The doctor giggled in spite of himself.  Clearly, I was high.  Clearly, he knew this. 

"Okay, just a pinch."  I paused in my caroling.  Let out a whimper.  And returned to "We Wish You A Merry Christmas."

"You good?" asked that doctor.

"Mmmhmmm... and a happy New Year..."

"Okayyyy... just a pinch."

"Oh, ouch.  Just hear those sleigh bells ring-a-ling, ting-ting-aling tooooo...."

"You're done.  Good job."

"Wow, really?  That wasn't bad AT ALL!" I exclaimed like a valley girl straight out of Clueless.

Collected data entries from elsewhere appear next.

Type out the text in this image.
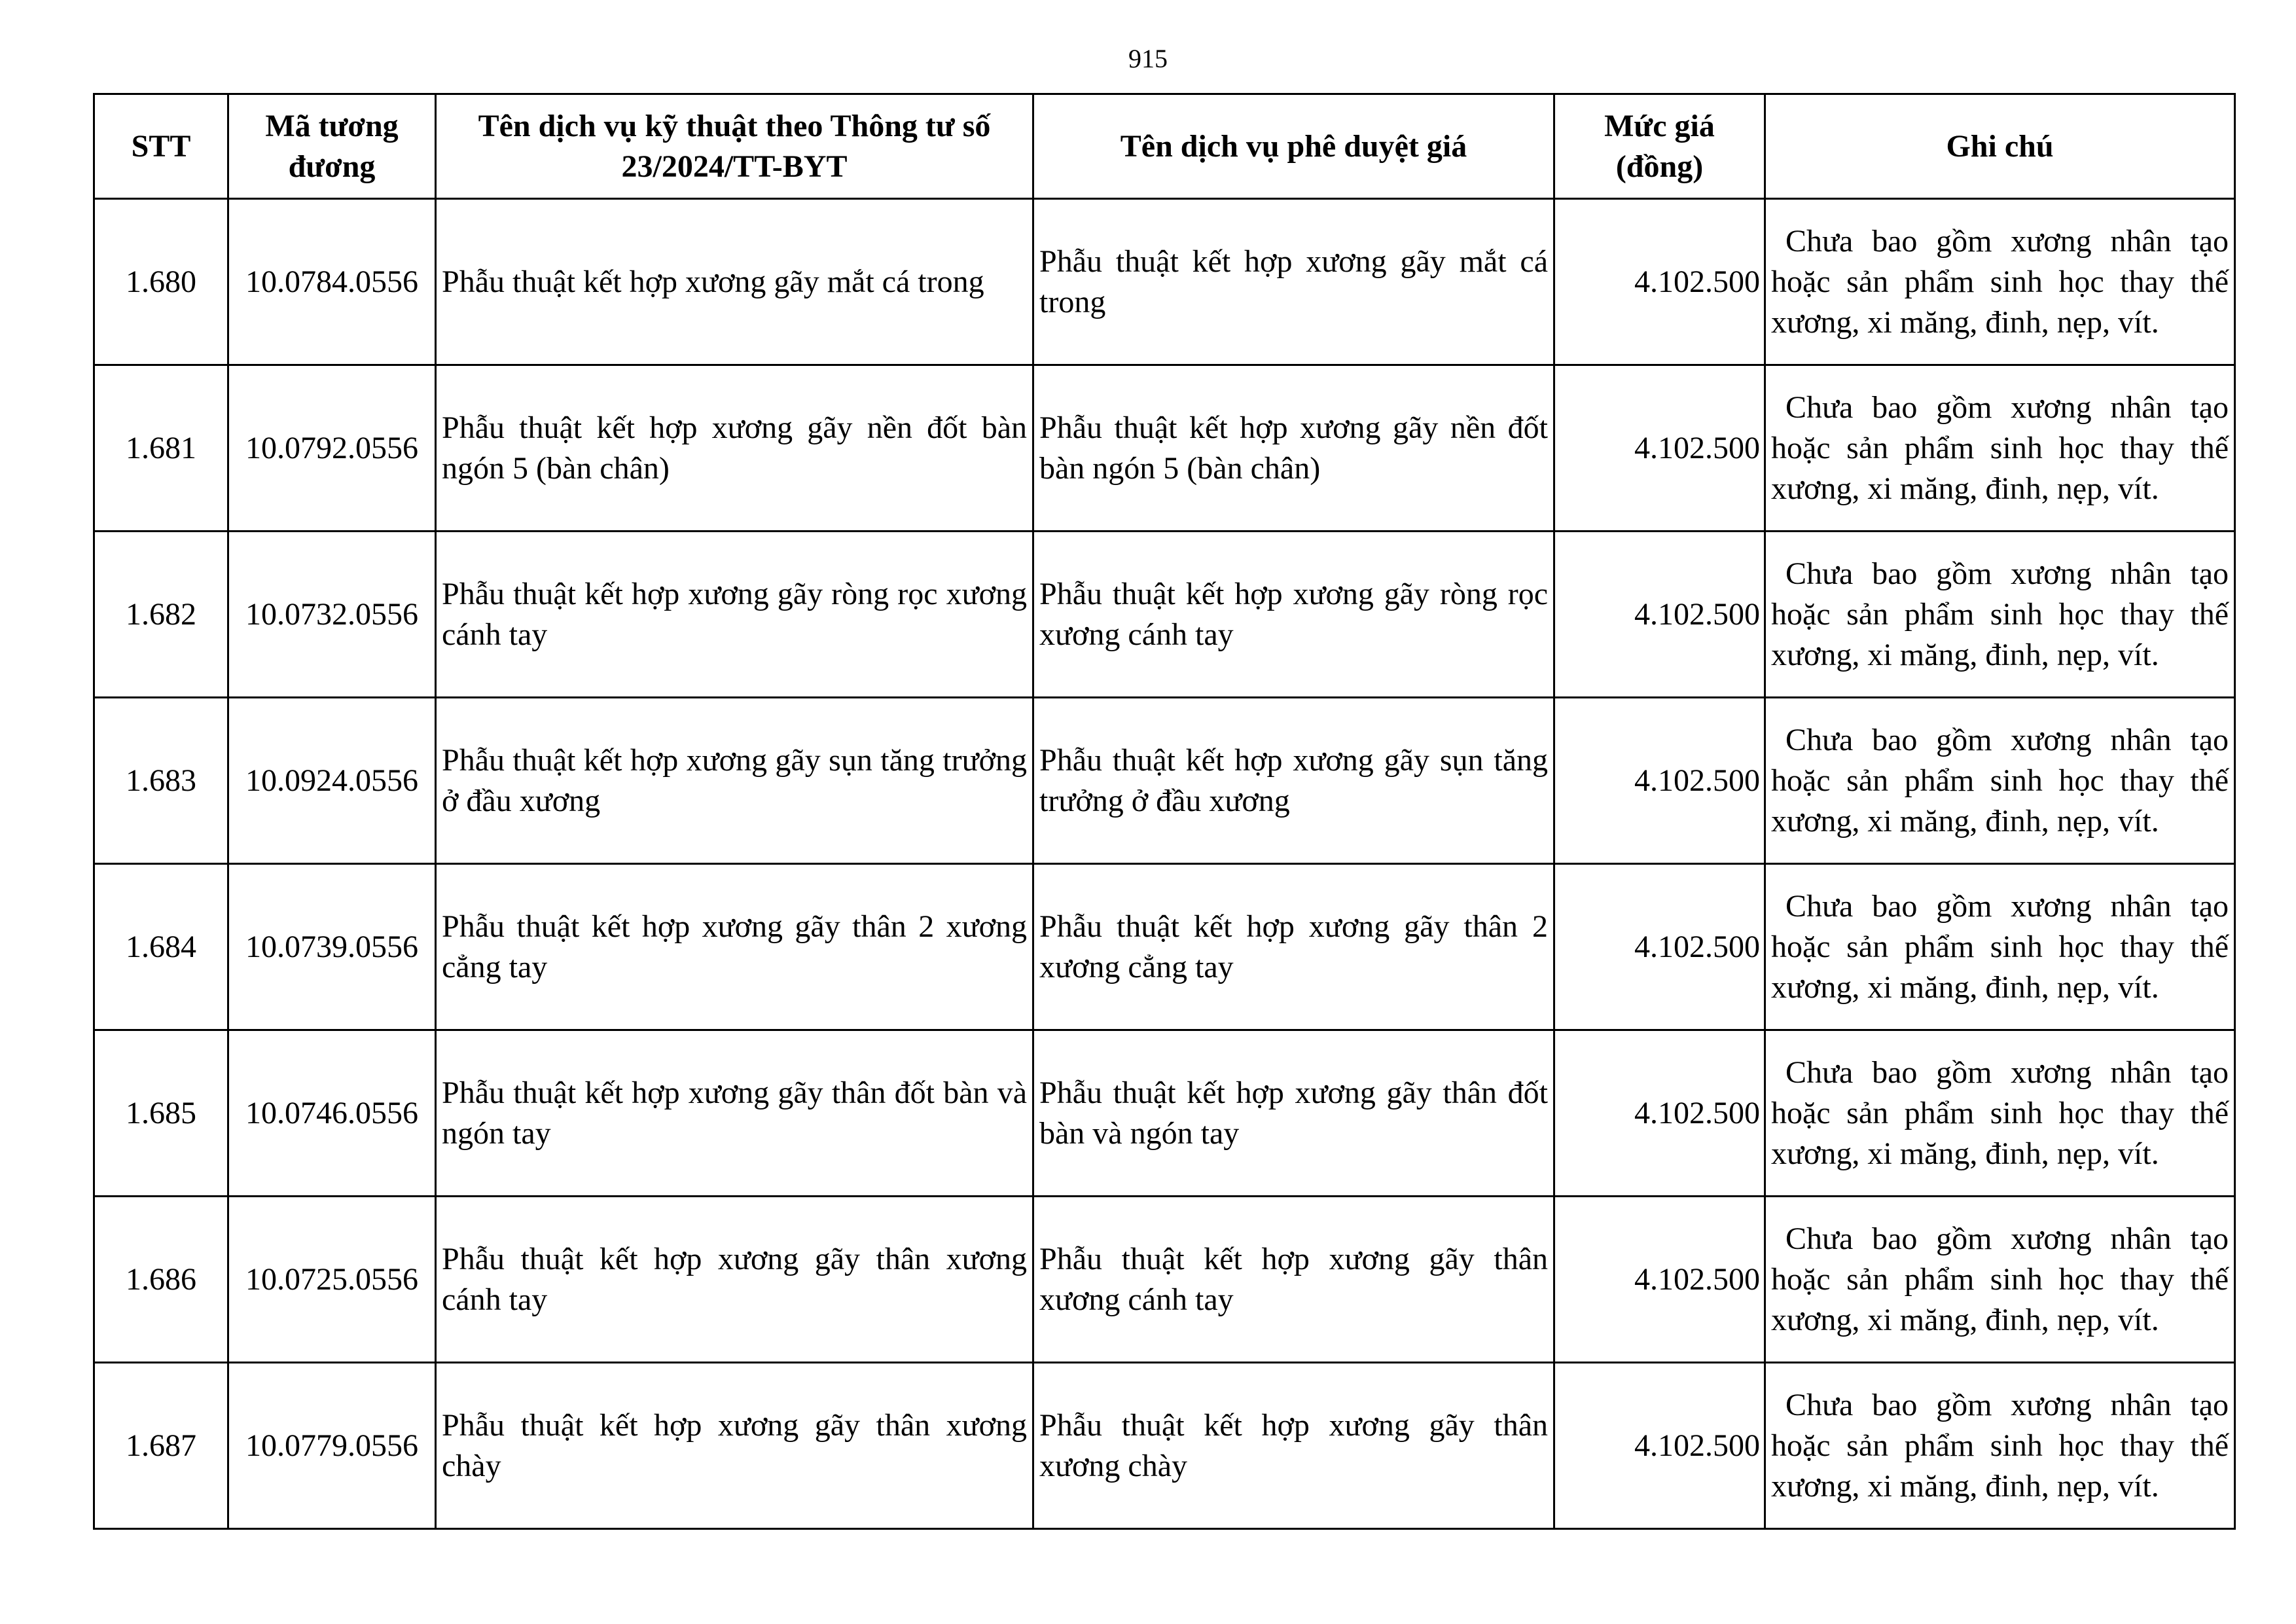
915
STT	Mã tương đương	Tên dịch vụ kỹ thuật theo Thông tư số 23/2024/TT-BYT	Tên dịch vụ phê duyệt giá	Mức giá (đồng)	Ghi chú
1.680	10.0784.0556	Phẫu thuật kết hợp xương gãy mắt cá trong	Phẫu thuật kết hợp xương gãy mắt cá trong	4.102.500	Chưa bao gồm xương nhân tạo hoặc sản phẩm sinh học thay thế xương, xi măng, đinh, nẹp, vít.
1.681	10.0792.0556	Phẫu thuật kết hợp xương gãy nền đốt bàn ngón 5 (bàn chân)	Phẫu thuật kết hợp xương gãy nền đốt bàn ngón 5 (bàn chân)	4.102.500	Chưa bao gồm xương nhân tạo hoặc sản phẩm sinh học thay thế xương, xi măng, đinh, nẹp, vít.
1.682	10.0732.0556	Phẫu thuật kết hợp xương gãy ròng rọc xương cánh tay	Phẫu thuật kết hợp xương gãy ròng rọc xương cánh tay	4.102.500	Chưa bao gồm xương nhân tạo hoặc sản phẩm sinh học thay thế xương, xi măng, đinh, nẹp, vít.
1.683	10.0924.0556	Phẫu thuật kết hợp xương gãy sụn tăng trưởng ở đầu xương	Phẫu thuật kết hợp xương gãy sụn tăng trưởng ở đầu xương	4.102.500	Chưa bao gồm xương nhân tạo hoặc sản phẩm sinh học thay thế xương, xi măng, đinh, nẹp, vít.
1.684	10.0739.0556	Phẫu thuật kết hợp xương gãy thân 2 xương cẳng tay	Phẫu thuật kết hợp xương gãy thân 2 xương cẳng tay	4.102.500	Chưa bao gồm xương nhân tạo hoặc sản phẩm sinh học thay thế xương, xi măng, đinh, nẹp, vít.
1.685	10.0746.0556	Phẫu thuật kết hợp xương gãy thân đốt bàn và ngón tay	Phẫu thuật kết hợp xương gãy thân đốt bàn và ngón tay	4.102.500	Chưa bao gồm xương nhân tạo hoặc sản phẩm sinh học thay thế xương, xi măng, đinh, nẹp, vít.
1.686	10.0725.0556	Phẫu thuật kết hợp xương gãy thân xương cánh tay	Phẫu thuật kết hợp xương gãy thân xương cánh tay	4.102.500	Chưa bao gồm xương nhân tạo hoặc sản phẩm sinh học thay thế xương, xi măng, đinh, nẹp, vít.
1.687	10.0779.0556	Phẫu thuật kết hợp xương gãy thân xương chày	Phẫu thuật kết hợp xương gãy thân xương chày	4.102.500	Chưa bao gồm xương nhân tạo hoặc sản phẩm sinh học thay thế xương, xi măng, đinh, nẹp, vít.
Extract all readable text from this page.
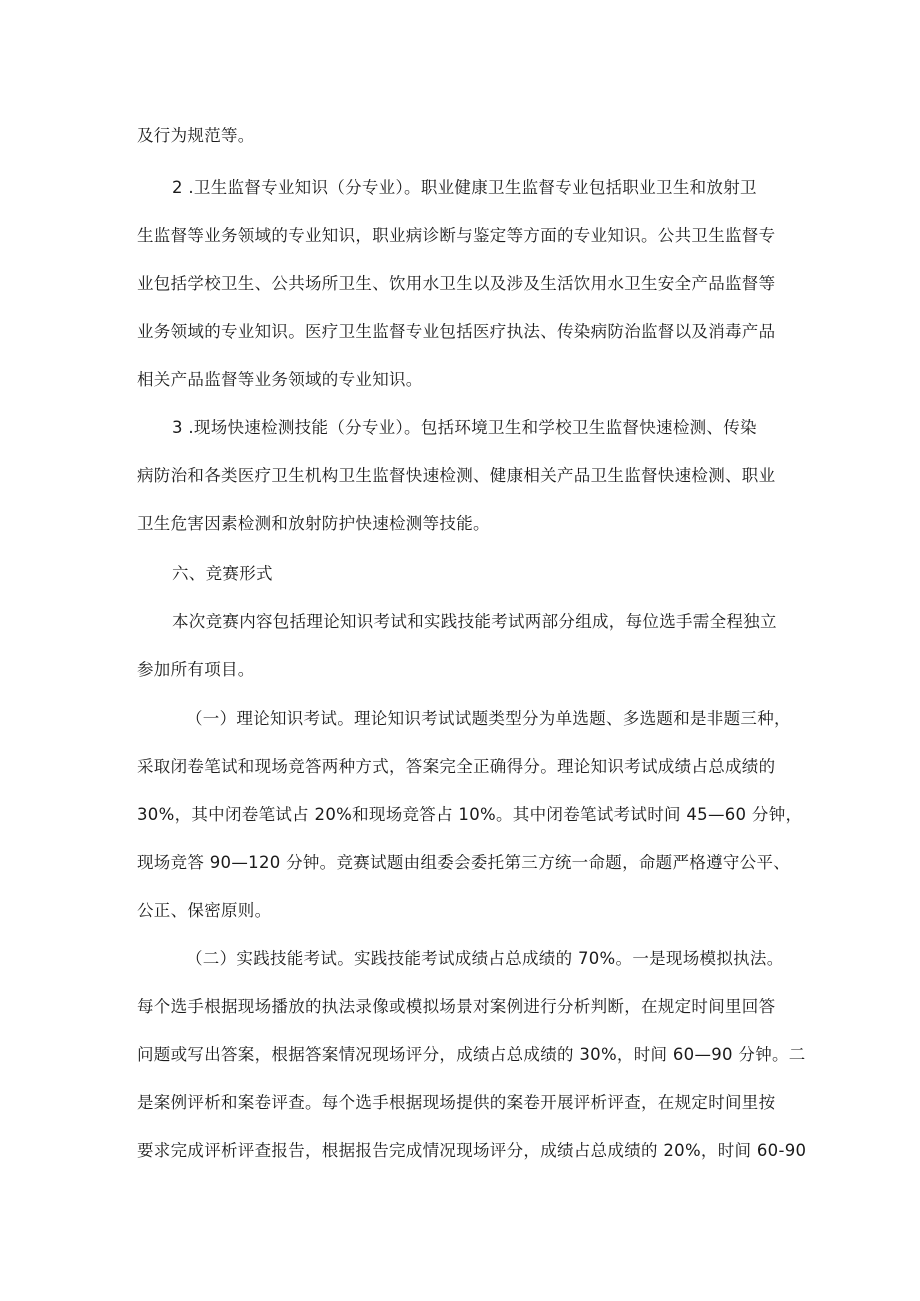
及行为规范等。
2 .卫生监督专业知识（分专业）。职业健康卫生监督专业包括职业卫生和放射卫
生监督等业务领域的专业知识，职业病诊断与鉴定等方面的专业知识。公共卫生监督专
业包括学校卫生、公共场所卫生、饮用水卫生以及涉及生活饮用水卫生安全产品监督等
业务领域的专业知识。医疗卫生监督专业包括医疗执法、传染病防治监督以及消毒产品
相关产品监督等业务领域的专业知识。
3 .现场快速检测技能（分专业）。包括环境卫生和学校卫生监督快速检测、传染
病防治和各类医疗卫生机构卫生监督快速检测、健康相关产品卫生监督快速检测、职业
卫生危害因素检测和放射防护快速检测等技能。
六、竞赛形式
本次竞赛内容包括理论知识考试和实践技能考试两部分组成，每位选手需全程独立
参加所有项目。
（一）理论知识考试。理论知识考试试题类型分为单选题、多选题和是非题三种，
采取闭卷笔试和现场竞答两种方式，答案完全正确得分。理论知识考试成绩占总成绩的
30%，其中闭卷笔试占 20%和现场竞答占 10%。其中闭卷笔试考试时间 45—60 分钟，
现场竞答 90—120 分钟。竞赛试题由组委会委托第三方统一命题，命题严格遵守公平、
公正、保密原则。
（二）实践技能考试。实践技能考试成绩占总成绩的 70%。一是现场模拟执法。
每个选手根据现场播放的执法录像或模拟场景对案例进行分析判断，在规定时间里回答
问题或写出答案，根据答案情况现场评分，成绩占总成绩的 30%，时间 60—90 分钟。二
是案例评析和案卷评查。每个选手根据现场提供的案卷开展评析评查，在规定时间里按
要求完成评析评查报告，根据报告完成情况现场评分，成绩占总成绩的 20%，时间 60-90
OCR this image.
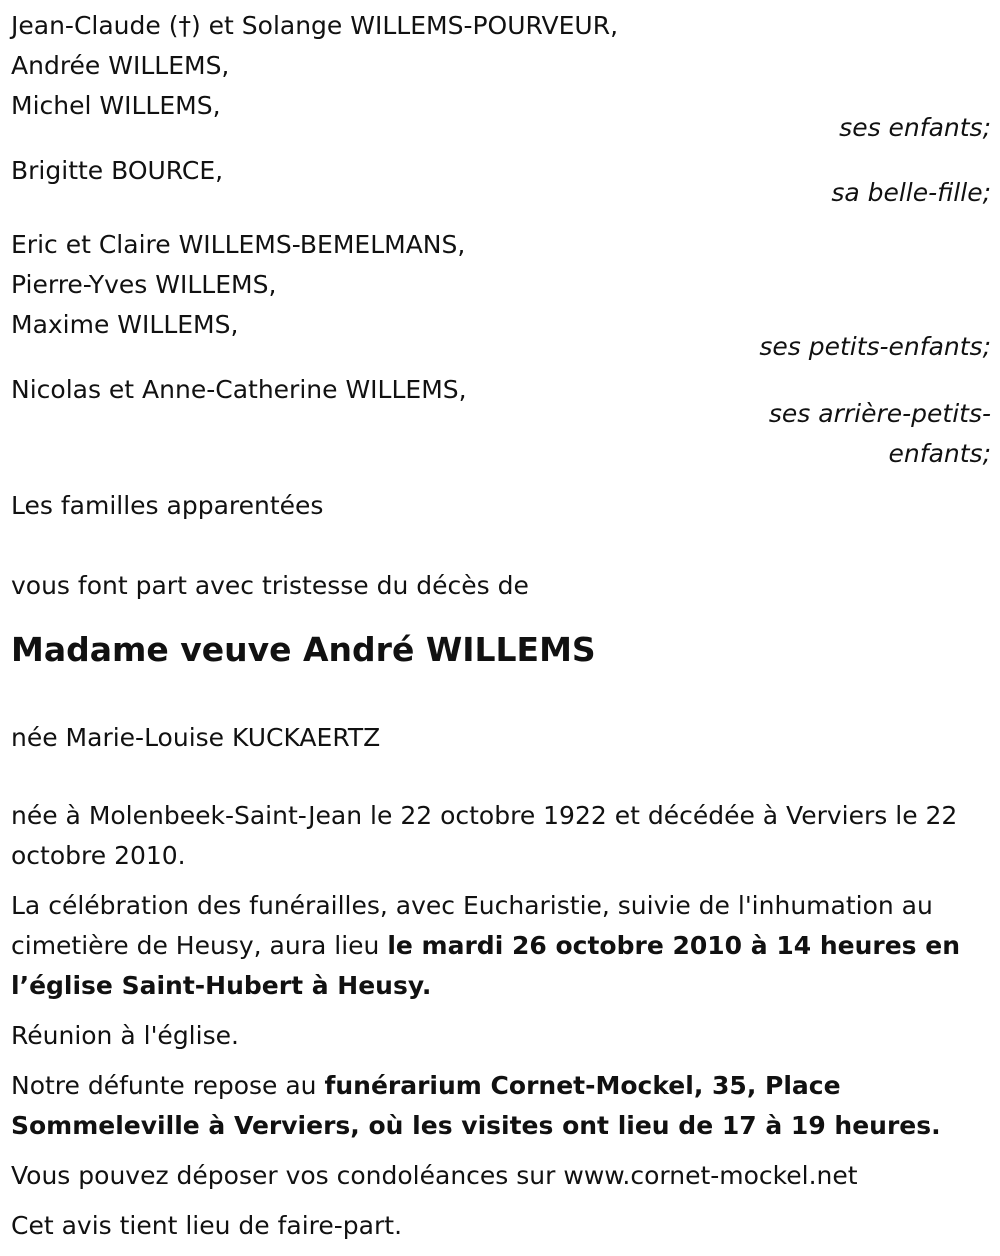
Jean-Claude (†) et Solange WILLEMS-POURVEUR,
Andrée WILLEMS,
Michel WILLEMS,
ses enfants;
Brigitte BOURCE,
sa belle-fille;
Eric et Claire WILLEMS-BEMELMANS,
Pierre-Yves WILLEMS,
Maxime WILLEMS,
ses petits-enfants;
Nicolas et Anne-Catherine WILLEMS,
ses arrière-petits-
enfants;
Les familles apparentées
vous font part avec tristesse du décès de
Madame veuve André WILLEMS
née Marie-Louise KUCKAERTZ

née à Molenbeek-Saint-Jean le 22 octobre 1922 et décédée à Verviers le 22 octobre 2010.

La célébration des funérailles, avec Eucharistie, suivie de l'inhumation au cimetière de Heusy, aura lieu le mardi 26 octobre 2010 à 14 heures en l’église Saint-Hubert à Heusy.

Réunion à l'église.

Notre défunte repose au funérarium Cornet-Mockel, 35, Place Sommeleville à Verviers, où les visites ont lieu de 17 à 19 heures.

Vous pouvez déposer vos condoléances sur www.cornet-mockel.net

Cet avis tient lieu de faire-part.
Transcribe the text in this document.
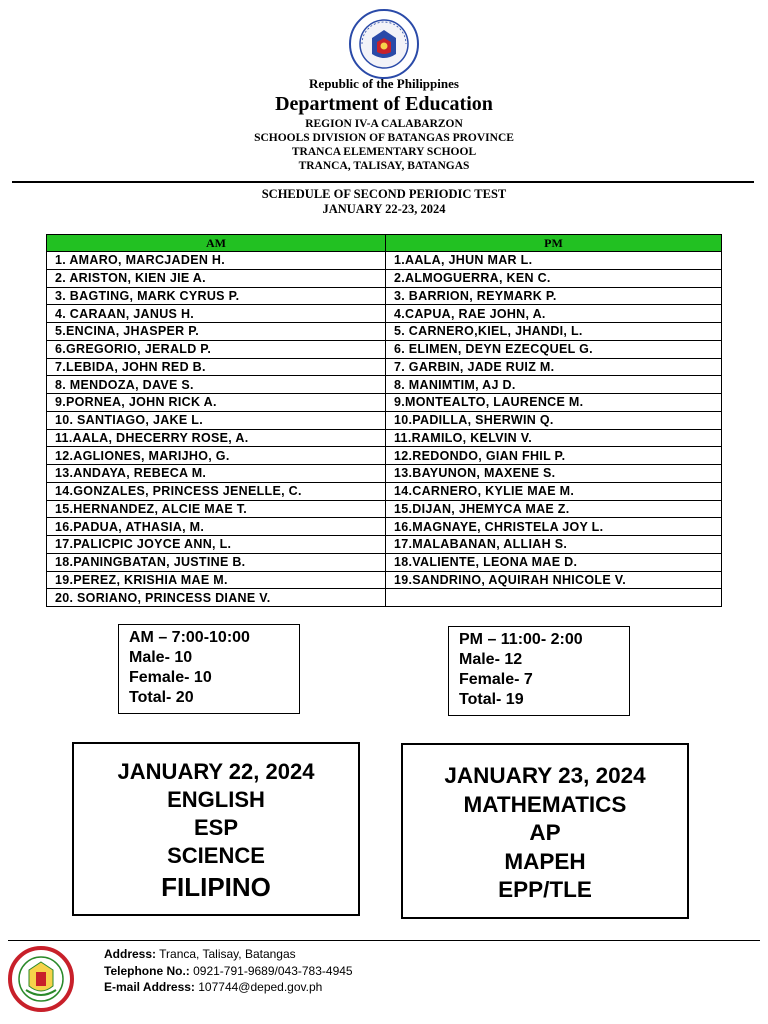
Republic of the Philippines
Department of Education
REGION IV-A CALABARZON
SCHOOLS DIVISION OF BATANGAS PROVINCE
TRANCA ELEMENTARY SCHOOL
TRANCA, TALISAY, BATANGAS
SCHEDULE OF SECOND PERIODIC TEST
JANUARY 22-23, 2024
AM	PM
1. AMARO, MARCJADEN H.	1.AALA, JHUN MAR L.
2. ARISTON, KIEN JIE A.	2.ALMOGUERRA, KEN C.
3. BAGTING, MARK CYRUS P.	3. BARRION, REYMARK P.
4. CARAAN, JANUS H.	4.CAPUA, RAE JOHN, A.
5.ENCINA, JHASPER P.	5. CARNERO,KIEL, JHANDI, L.
6.GREGORIO, JERALD P.	6. ELIMEN, DEYN EZECQUEL G.
7.LEBIDA, JOHN RED B.	7. GARBIN, JADE RUIZ M.
8. MENDOZA, DAVE S.	8. MANIMTIM, AJ D.
9.PORNEA, JOHN RICK A.	9.MONTEALTO, LAURENCE M.
10. SANTIAGO, JAKE L.	10.PADILLA, SHERWIN Q.
11.AALA, DHECERRY ROSE, A.	11.RAMILO, KELVIN V.
12.AGLIONES, MARIJHO, G.	12.REDONDO, GIAN FHIL P.
13.ANDAYA, REBECA M.	13.BAYUNON, MAXENE S.
14.GONZALES, PRINCESS JENELLE, C.	14.CARNERO, KYLIE MAE M.
15.HERNANDEZ, ALCIE MAE T.	15.DIJAN, JHEMYCA MAE Z.
16.PADUA, ATHASIA, M.	16.MAGNAYE, CHRISTELA JOY L.
17.PALICPIC JOYCE ANN, L.	17.MALABANAN, ALLIAH S.
18.PANINGBATAN, JUSTINE B.	18.VALIENTE, LEONA MAE D.
19.PEREZ, KRISHIA MAE M.	19.SANDRINO, AQUIRAH NHICOLE V.
20. SORIANO, PRINCESS DIANE V.	
AM – 7:00-10:00
Male- 10
Female- 10
Total- 20
PM – 11:00- 2:00
Male- 12
Female- 7
Total- 19
JANUARY 22, 2024
ENGLISH
ESP
SCIENCE
FILIPINO
JANUARY 23, 2024
MATHEMATICS
AP
MAPEH
EPP/TLE
Address: Tranca, Talisay, Batangas
Telephone No.: 0921-791-9689/043-783-4945
E-mail Address: 107744@deped.gov.ph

Greeted by my father's goofy grin upon my return to the room, I couldn't help but feel my heart swell up with insurmountable joy.  I was just so grateful to be alive, to have my daddy there with me, to have a ride to my mommy's house where I knew there would be all manner of chocolate and pimento cheese and chips and cookies and meatloaf and a soft couch and love and attention and just a good time had by all.  I took full advantage of the moment and held tightly onto my daddy's arm as he walked me to the car and entertained my nonsensical rambling.

Upon arrival to my childhood home, I felt like an 8 year old little girl all over again.  I felt secure and cared for because of my boo-boo.  What was a cloud on wheels became the cloud I walked on.  Who knew that being a grown up (i.e. taking medicine) could come full circle to such a youthful and childlike experience?  Ah, I suppose sometimes, adulting pays off.  Even when you least expect it.

Especially when following doctor's orders.